P.S. I Like You(71)



His car wasn’t in front when I pulled up, but I checked all the rooms and backyard anyway. He wasn’t here. I didn’t know why I thought he’d come running to me when I was the person he was quite obviously running from right now.

I dropped Isabel’s car keys on the floor in my bedroom and collapsed onto my bed, not sure what to do at this point. Just wait for him to text me? I felt like there’d been too much waiting when it came to the two of us and I wasn’t sure we’d survive another session of it.

Wyatt’s head appeared around my partially open door. “Hi.”

“Hey.”

“Can I talk to you?” He inched his way into my room, but lingered by the door.

“Sure, come in.” I scooted over on the bed, still on my back, and patted the space next to me. My brother joined me there, lying next to me, staring at the ceiling. When he didn’t say anything I asked, “What’s going on?”

“I hope you don’t hate me.”

I propped myself up on my elbows, worried now. “I don’t hate you. What happened?”

He couldn’t look at me. He stared hard at the ceiling like it wasn’t just an empty white expanse. Like it might actually be telling him something. Judging him. Finally, he spit out, “I was the one who broke your guitar. I’m sorry.”

I sighed and let myself fall back again.

“You hate me now.”

“No, I don’t hate you. I could never hate you. I’m tired. I’ve just had a long day.”

“You’re not mad?”

I was mad and sad and frustrated and feeling very guilty for having blamed Jonah all this time for something he hadn’t done.

“We need to apologize to Jonah, don’t you think?”

“Yes.”

“Together?” I held up my hand and Wyatt put his against it. His fingers were nearly as long as mine. When had that happened? “How did you break it, anyway?” Maybe I shouldn’t have asked. The story might only ignite the anger that I didn’t have the energy for right now.

“I fell on it.”

“What? Why was it out of the case?”

Wyatt looked embarrassed. “I wanted to learn how to play … like you.”

I smiled and tousled his hair. “Who taught you the flattery rule?”

“Dad.”

I grabbed him by the arm and helped him off my bed. “Come on. Before you learn how to play, you need to listen to all the music in the world.”

“All of it? That’s a lot.”

“Well, you need to figure out what you like best.
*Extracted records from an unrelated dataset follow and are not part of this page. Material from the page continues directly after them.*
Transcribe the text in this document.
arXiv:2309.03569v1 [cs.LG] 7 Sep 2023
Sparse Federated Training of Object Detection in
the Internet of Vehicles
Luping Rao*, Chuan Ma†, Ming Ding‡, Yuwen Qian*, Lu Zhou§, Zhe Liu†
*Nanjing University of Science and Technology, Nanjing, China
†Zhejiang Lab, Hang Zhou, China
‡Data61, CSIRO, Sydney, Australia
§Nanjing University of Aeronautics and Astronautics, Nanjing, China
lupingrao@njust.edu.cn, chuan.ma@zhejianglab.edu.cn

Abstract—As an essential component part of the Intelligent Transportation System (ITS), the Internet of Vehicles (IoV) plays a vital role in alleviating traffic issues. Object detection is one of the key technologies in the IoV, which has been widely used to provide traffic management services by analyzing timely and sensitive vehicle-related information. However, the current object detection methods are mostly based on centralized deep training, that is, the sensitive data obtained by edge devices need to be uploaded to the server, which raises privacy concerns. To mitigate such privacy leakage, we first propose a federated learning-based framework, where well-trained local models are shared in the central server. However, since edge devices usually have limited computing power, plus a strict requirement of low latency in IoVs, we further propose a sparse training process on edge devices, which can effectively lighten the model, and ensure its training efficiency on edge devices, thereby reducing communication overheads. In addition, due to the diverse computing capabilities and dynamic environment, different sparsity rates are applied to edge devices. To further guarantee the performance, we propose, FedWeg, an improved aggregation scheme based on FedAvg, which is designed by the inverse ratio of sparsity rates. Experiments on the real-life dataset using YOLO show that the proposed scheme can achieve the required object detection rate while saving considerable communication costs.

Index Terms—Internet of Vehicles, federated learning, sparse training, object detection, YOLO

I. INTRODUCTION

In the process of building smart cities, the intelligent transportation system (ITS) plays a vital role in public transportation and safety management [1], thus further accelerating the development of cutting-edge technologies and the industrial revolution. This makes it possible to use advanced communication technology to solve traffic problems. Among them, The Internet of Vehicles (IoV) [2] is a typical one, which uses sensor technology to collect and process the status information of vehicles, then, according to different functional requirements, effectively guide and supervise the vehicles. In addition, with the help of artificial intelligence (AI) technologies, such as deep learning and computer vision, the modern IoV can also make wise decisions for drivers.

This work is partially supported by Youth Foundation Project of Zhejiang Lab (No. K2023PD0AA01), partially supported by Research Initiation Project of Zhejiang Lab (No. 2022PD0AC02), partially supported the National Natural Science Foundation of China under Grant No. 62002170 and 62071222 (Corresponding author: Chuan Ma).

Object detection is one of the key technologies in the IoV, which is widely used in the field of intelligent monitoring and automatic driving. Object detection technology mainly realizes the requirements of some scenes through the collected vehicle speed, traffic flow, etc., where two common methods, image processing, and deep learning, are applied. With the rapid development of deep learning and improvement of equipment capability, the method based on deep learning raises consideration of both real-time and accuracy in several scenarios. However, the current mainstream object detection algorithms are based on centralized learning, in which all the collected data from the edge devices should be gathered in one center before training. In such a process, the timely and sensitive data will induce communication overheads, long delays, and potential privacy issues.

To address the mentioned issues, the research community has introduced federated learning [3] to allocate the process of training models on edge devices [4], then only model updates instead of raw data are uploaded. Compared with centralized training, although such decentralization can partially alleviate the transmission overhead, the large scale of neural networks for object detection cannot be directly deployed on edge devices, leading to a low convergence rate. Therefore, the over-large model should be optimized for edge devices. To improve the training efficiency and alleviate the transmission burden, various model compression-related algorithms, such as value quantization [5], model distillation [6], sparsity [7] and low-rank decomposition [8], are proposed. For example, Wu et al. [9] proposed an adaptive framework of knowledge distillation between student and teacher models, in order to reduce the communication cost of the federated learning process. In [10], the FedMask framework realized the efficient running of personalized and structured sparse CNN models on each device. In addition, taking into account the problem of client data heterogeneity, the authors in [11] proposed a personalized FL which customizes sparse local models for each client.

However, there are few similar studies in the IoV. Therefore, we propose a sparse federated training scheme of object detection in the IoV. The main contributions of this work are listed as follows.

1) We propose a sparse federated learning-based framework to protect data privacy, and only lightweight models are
First, let’s go talk to Jonah and then I’ll give you a few tracks to start with.”

Wyatt’s foot connected with the keys on the carpet and they flew into the wall with a clunk. He picked them up and held them out for me. “Why do you have Isabel’s car?”

“I had to do something important.”

“Oh. Do you need to go do it?”

I pocketed the keys. “Later. This is important, too.”



I was in the car again. Wyatt and I had apologized to Jonah. I’d found a few perfect songs for Wyatt. And I’d written Cade a letter. It was all I could think of to do. Now I was going to drop the letter off at his house.

It was a letter that talked about how sorry I was and how all these years I’d misjudged him. How I understood why he’d acted like he had at his birthday party—he’d been waiting for his dad to call and was hurt when he hadn’t. I understood why he tried to help other people when he thought they were hurting by diverting attention, by making people laugh, because that’s how he dealt with his problems. I ended the letter by telling him that I wasn’t going to walk away from him. He couldn’t get rid of me this easily.

I gripped the steering wheel, the letter sitting on the passenger seat, waiting to be read. I wished Cade were sitting in the passenger seat instead.

I was halfway to his house when I realized there was one place I hadn’t looked. The one and only place he had ever taken me—the hotel with the golf course.

I crossed three lanes of traffic to make a U-turn, eliciting a long honk from a black Suburban. I waved but didn’t make eye contact.

Cade was going to be there. He had to be.

I got to the hotel, parked, and followed the path he had led me on that night. I got turned around a few times, but eventually I found the gate. The one he had climbed. It was locked, like it had been that night. The moon was bright tonight and lit the path beyond the gate better than it had when we had been here.

I leaned against the gate and pulled out my phone again.

Are you at the hotel? I texted. If you are, I’m here and in 5 minutes I’m going to climb this gate even though I’ll totally get caught … and I’m not sure I can actually climb a gate. And I’m wearing a skirt. Please don’t make me climb this gate.

I stood on my tiptoes and tried to see even a glimpse of the patio where we had sat. I could only see some colorful tips of a potted plant. I tugged on the bars. The gate wasn’t going to open. The top was flat, without pointy spikes like I’d seen on many gates. The kind of points that could impale a person. This was a good thing. But the bars that led up to the top had no horizontal connections. How had Cade climbed it that night?

“I can do this,” I muttered. “After all, I’m the world’s greatest runner now; this should be easy.” I shoved my foot in between a couple of bars to give me my first boost up.